The goal is to serve “news deserts,” a term Stites adopted from “food deserts.” Although Haverhill is covered by a daily and a weekly newspaper, they do not compete: Both are owned by an out-of-state corporate chain that has cut its staff significantly in recent years. The papers no longer have an office in Haverhill. Stites believes that just as a lack of fresh, nutritious food can be harmful to personal health, so, too, can a lack of fresh, relevant news be harmful to civic health.

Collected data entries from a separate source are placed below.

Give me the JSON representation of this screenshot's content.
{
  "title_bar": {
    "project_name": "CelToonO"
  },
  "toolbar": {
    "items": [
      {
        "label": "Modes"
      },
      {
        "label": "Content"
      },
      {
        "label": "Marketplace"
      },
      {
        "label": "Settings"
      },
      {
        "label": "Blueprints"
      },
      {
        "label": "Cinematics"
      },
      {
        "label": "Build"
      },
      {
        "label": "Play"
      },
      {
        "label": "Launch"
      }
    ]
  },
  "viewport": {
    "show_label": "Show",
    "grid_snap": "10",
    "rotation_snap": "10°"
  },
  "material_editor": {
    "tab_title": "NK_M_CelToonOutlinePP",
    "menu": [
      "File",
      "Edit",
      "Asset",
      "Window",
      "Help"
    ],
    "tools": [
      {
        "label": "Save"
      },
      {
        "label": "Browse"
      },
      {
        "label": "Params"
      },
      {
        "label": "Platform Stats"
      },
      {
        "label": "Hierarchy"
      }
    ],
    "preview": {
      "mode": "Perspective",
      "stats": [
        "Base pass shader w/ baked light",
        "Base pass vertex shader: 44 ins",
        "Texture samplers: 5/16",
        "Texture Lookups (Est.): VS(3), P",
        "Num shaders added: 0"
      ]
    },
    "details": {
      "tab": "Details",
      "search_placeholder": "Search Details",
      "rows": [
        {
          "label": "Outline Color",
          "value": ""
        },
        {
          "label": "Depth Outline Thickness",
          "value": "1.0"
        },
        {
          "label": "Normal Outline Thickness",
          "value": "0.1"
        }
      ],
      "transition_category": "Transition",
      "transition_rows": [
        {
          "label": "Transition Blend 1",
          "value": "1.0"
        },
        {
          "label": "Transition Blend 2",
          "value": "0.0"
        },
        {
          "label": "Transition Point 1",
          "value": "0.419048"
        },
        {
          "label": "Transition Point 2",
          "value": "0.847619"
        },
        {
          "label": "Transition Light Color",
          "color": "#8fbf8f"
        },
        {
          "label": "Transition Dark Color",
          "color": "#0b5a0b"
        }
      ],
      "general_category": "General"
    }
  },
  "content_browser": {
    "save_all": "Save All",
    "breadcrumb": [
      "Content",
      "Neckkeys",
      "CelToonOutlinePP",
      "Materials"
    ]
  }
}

How would Haverhill Matters make a difference? Mike LaBonte, who co-chairs the planning committee, cites the voluminous coverage given to the 1971 opening of a farmers market by the independent daily that then covered the city. Forty years later, he says, an attempt to revitalize the market received minimal attention.
“There are some aspects of the news that are simply not covered,” LaBonte says. “What I’m hearing from an awful lot of new people is ‘How do I find out what is going on in Haverhill?’”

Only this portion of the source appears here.